Delhi breathed cleaner air this Jan over last, more in store
As per the Central Pollution Control Board (CPCB) data, the average air quality index (AQI) value this January was 285.67, in the ‘poor’ category, a notch better than last January’s average of 327.70—‘very poor’ category.Updated: Feb 14, 2020 03:05 IST
Unusually high number of western disturbances (WDs), which led to windy days and good rainfall over northwest India, helped Delhi record significantly better air quality in January this year compared to the same period in 2019. Experts said that even though the average AQI till mid-February for both years was ‘poor’, conditions are likely to improve Saturday onward.
As per the Central Pollution Control Board (CPCB) data, the average air quality index (AQI) value this January was 285.67, in the ‘poor’ category, a notch better than last January’s average of 327.70—‘very poor’ category. Favourable meteorology also ensured the national capital experienced just two days of ‘severe’ air this January, five days fewer than last January, the CPCB data shows.
While the average AQI values till February 13 for both the years were in ‘poor’ category—281.6 in 2020 and 286.2 in 2019—meteorologists said air quality is likely to improve significantly in the next two to three days due to high wind speed of up to 30kmph.
On Thursday, too, the AQI was ‘poor’ (241).
“I think pollutants couldn’t accumulate mainly because of favourable weather conditions, which is reflected in the AQI. There were seven western disturbances in January, with at least three strong ones which brought rainfall to the northern plains. These wind systems created strong surface winds that helped in dispersal of pollutants. We also received moderate rainfall, especially around January 16, which too would have helped wash away the pollutants,” said Kuldeep Shrivastava, head of the regional weather forecasting centre.
According to Shrivastava, between January 1 and February 13, Haryana, Chandigarh and Delhi zones received 20% excess rain, and the average wind speed in January, in Delhi, was around 15 kmph, which often went up to 25kmph.
Shrivastava added, “In January 2019, the region experienced five western disturbances, which is above average, but the average wind speed was around 12 kmph,” he added.
“When a WD moves away, the wind direction is north-westerly and results in strong surface winds. If there are back-to-back WDs then wind speed is consistently good,” head of the national weather forecasting centre K Sathi Devi explained, adding that usually, WDs affect weather in the western Himalayan region, but this year they caused precipitation even in the plains.

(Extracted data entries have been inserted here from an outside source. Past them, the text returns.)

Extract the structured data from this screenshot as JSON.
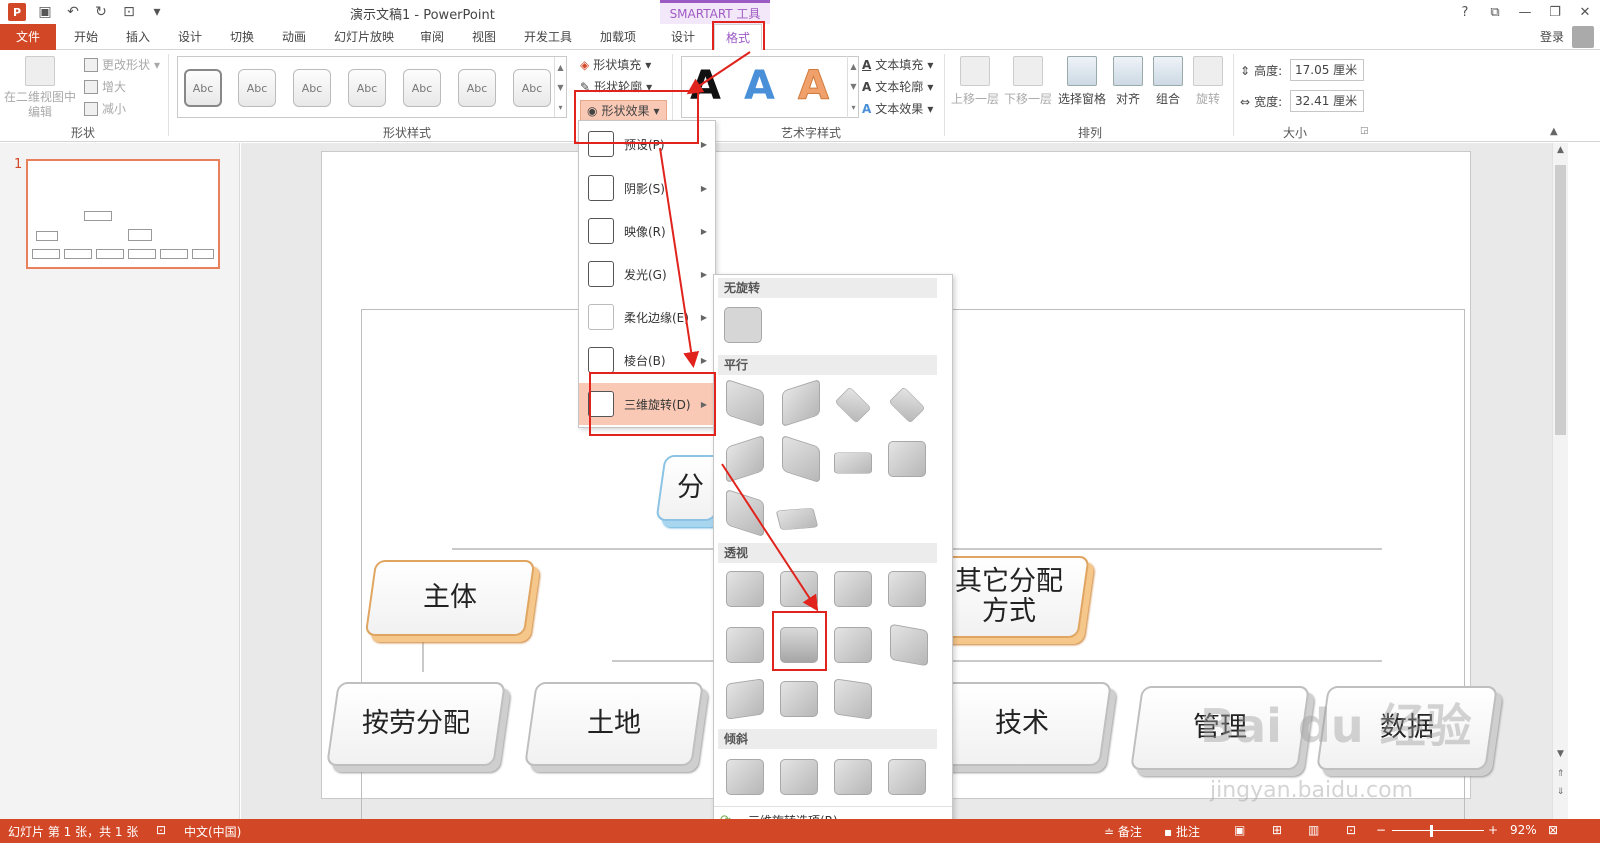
{
  "titlebar": {
    "title": "演示文稿1 - PowerPoint",
    "contextual_label": "SMARTART 工具",
    "help": "?",
    "ribbon_display": "⧉",
    "minimize": "—",
    "restore": "❐",
    "close": "✕"
  },
  "tabs": {
    "file": "文件",
    "home": "开始",
    "insert": "插入",
    "design": "设计",
    "transitions": "切换",
    "animations": "动画",
    "slideshow": "幻灯片放映",
    "review": "审阅",
    "view": "视图",
    "developer": "开发工具",
    "addins": "加载项",
    "smartart_design": "设计",
    "smartart_format": "格式",
    "signin": "登录"
  },
  "ribbon": {
    "shapes_group": {
      "edit_2d": "在二维视图中\n编辑",
      "change_shape": "更改形状",
      "larger": "增大",
      "smaller": "减小",
      "label": "形状"
    },
    "shape_styles": {
      "swatches": [
        "Abc",
        "Abc",
        "Abc",
        "Abc",
        "Abc",
        "Abc",
        "Abc"
      ],
      "fill": "形状填充",
      "outline": "形状轮廓",
      "effects": "形状效果",
      "label": "形状样式"
    },
    "wordart": {
      "letters": [
        "A",
        "A",
        "A"
      ],
      "text_fill": "文本填充",
      "text_outline": "文本轮廓",
      "text_effects": "文本效果",
      "label": "艺术字样式"
    },
    "arrange": {
      "bring_forward": "上移一层",
      "send_backward": "下移一层",
      "selection_pane": "选择窗格",
      "align": "对齐",
      "group": "组合",
      "rotate": "旋转",
      "label": "排列"
    },
    "size": {
      "height_label": "高度:",
      "height_value": "17.05 厘米",
      "width_label": "宽度:",
      "width_value": "32.41 厘米",
      "label": "大小"
    }
  },
  "thumbnails": {
    "slide_number": "1"
  },
  "effects_menu": {
    "items": [
      {
        "label": "预设(P)"
      },
      {
        "label": "阴影(S)"
      },
      {
        "label": "映像(R)"
      },
      {
        "label": "发光(G)"
      },
      {
        "label": "柔化边缘(E)"
      },
      {
        "label": "棱台(B)"
      },
      {
        "label": "三维旋转(D)"
      }
    ]
  },
  "rotation_submenu": {
    "sections": {
      "none": "无旋转",
      "parallel": "平行",
      "perspective": "透视",
      "oblique": "倾斜"
    },
    "footer": "三维旋转选项(R)..."
  },
  "smartart": {
    "top": "分",
    "level2": [
      "主体",
      "其它分配\n方式"
    ],
    "level3": [
      "按劳分配",
      "土地",
      "技术",
      "管理",
      "数据"
    ]
  },
  "statusbar": {
    "slide_info": "幻灯片 第 1 张，共 1 张",
    "language": "中文(中国)",
    "notes": "备注",
    "comments": "批注",
    "zoom": "92%"
  },
  "watermark": {
    "brand": "Bai du 经验",
    "url": "jingyan.baidu.com"
  },
  "colors": {
    "accent": "#d24726",
    "highlight": "#e0231c",
    "contextual": "#9c5ac3"
  }
}
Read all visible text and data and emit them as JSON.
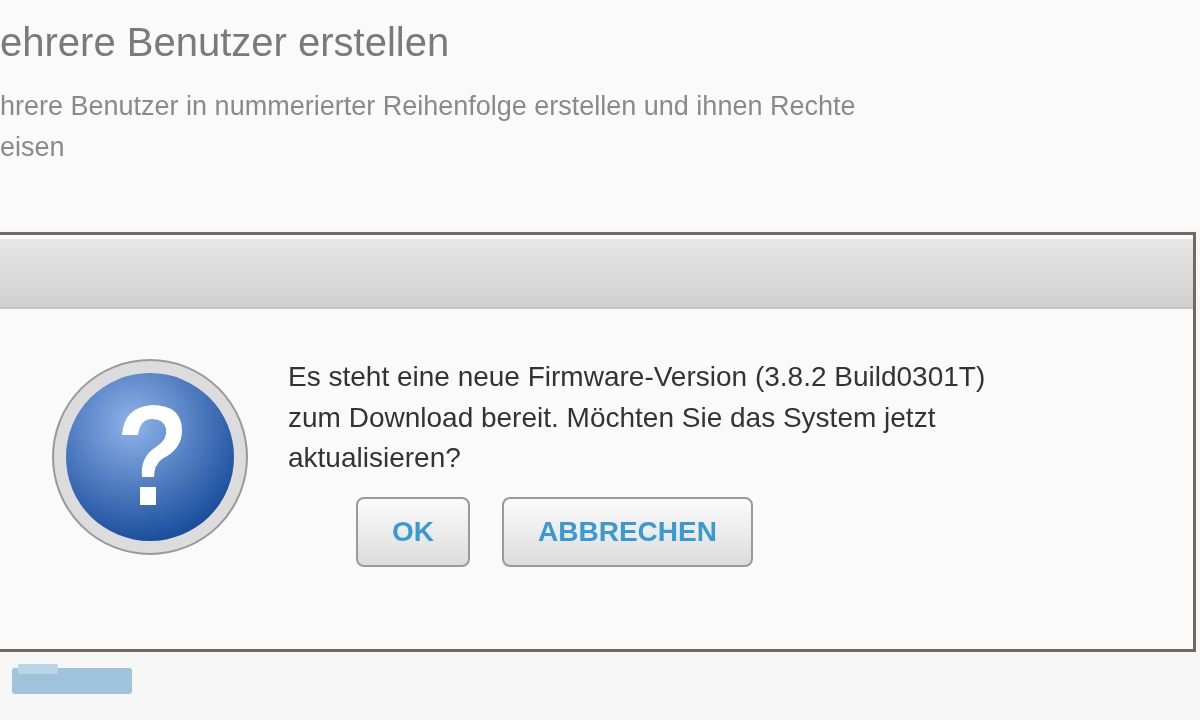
{
  "page": {
    "title": "ehrere Benutzer erstellen",
    "description_lines": [
      "hrere Benutzer in nummerierter Reihenfolge erstellen und ihnen Rechte",
      "eisen"
    ]
  },
  "dialog": {
    "message": "Es steht eine neue Firmware-Version (3.8.2 Build0301T) zum Download bereit. Möchten Sie das System jetzt aktualisieren?",
    "buttons": [
      {
        "label": "OK"
      },
      {
        "label": "ABBRECHEN"
      }
    ]
  }
}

Meanwhile, CPCB officials also attributed better air quality to policy action like Graded Response Action Plan and its on-ground enforcement. “There are two factors—meteorology and enforcement. Higher number of WDs may have aided dispersal. As per our data, there were no ‘severe’ air days in January 2017, 3 in 2018 and 7 in 2019,” said VK Shukla, head of CPCB’s air quality management division.
According to the models forecast by the Air Quality Early Warning System of the Union ministry of earth sciences, air quality will continue to be in the ‘poor’ category on February 14 but improve to moderate on February 15.
For February, four WDs were forecast by February 14; two hit on February 2 and 6. A WD was lying over west Iran and neighbouring areas and another WD was lying over north Pakistan and adjoining Jammu and Kashmir on Thursday.
“Fairly widespread light to moderate rain or snow is very likely over Jammu & Kashmir, Gilgit-Baltistan & Muzaffarabad and isolated light rain or snow likely over Himachal Pradesh during next 24 hours. Isolated light rain or snow is also very likely over Arunachal Pradesh, Assam, Meghalaya, Nagaland, Manipur and Sikkim during February 14 to 17” according to IMD’s Thursday bulletin. Strong surface winds (speed reaching 20-30 kmph) will affect the entire northwestern region according to the bulletin.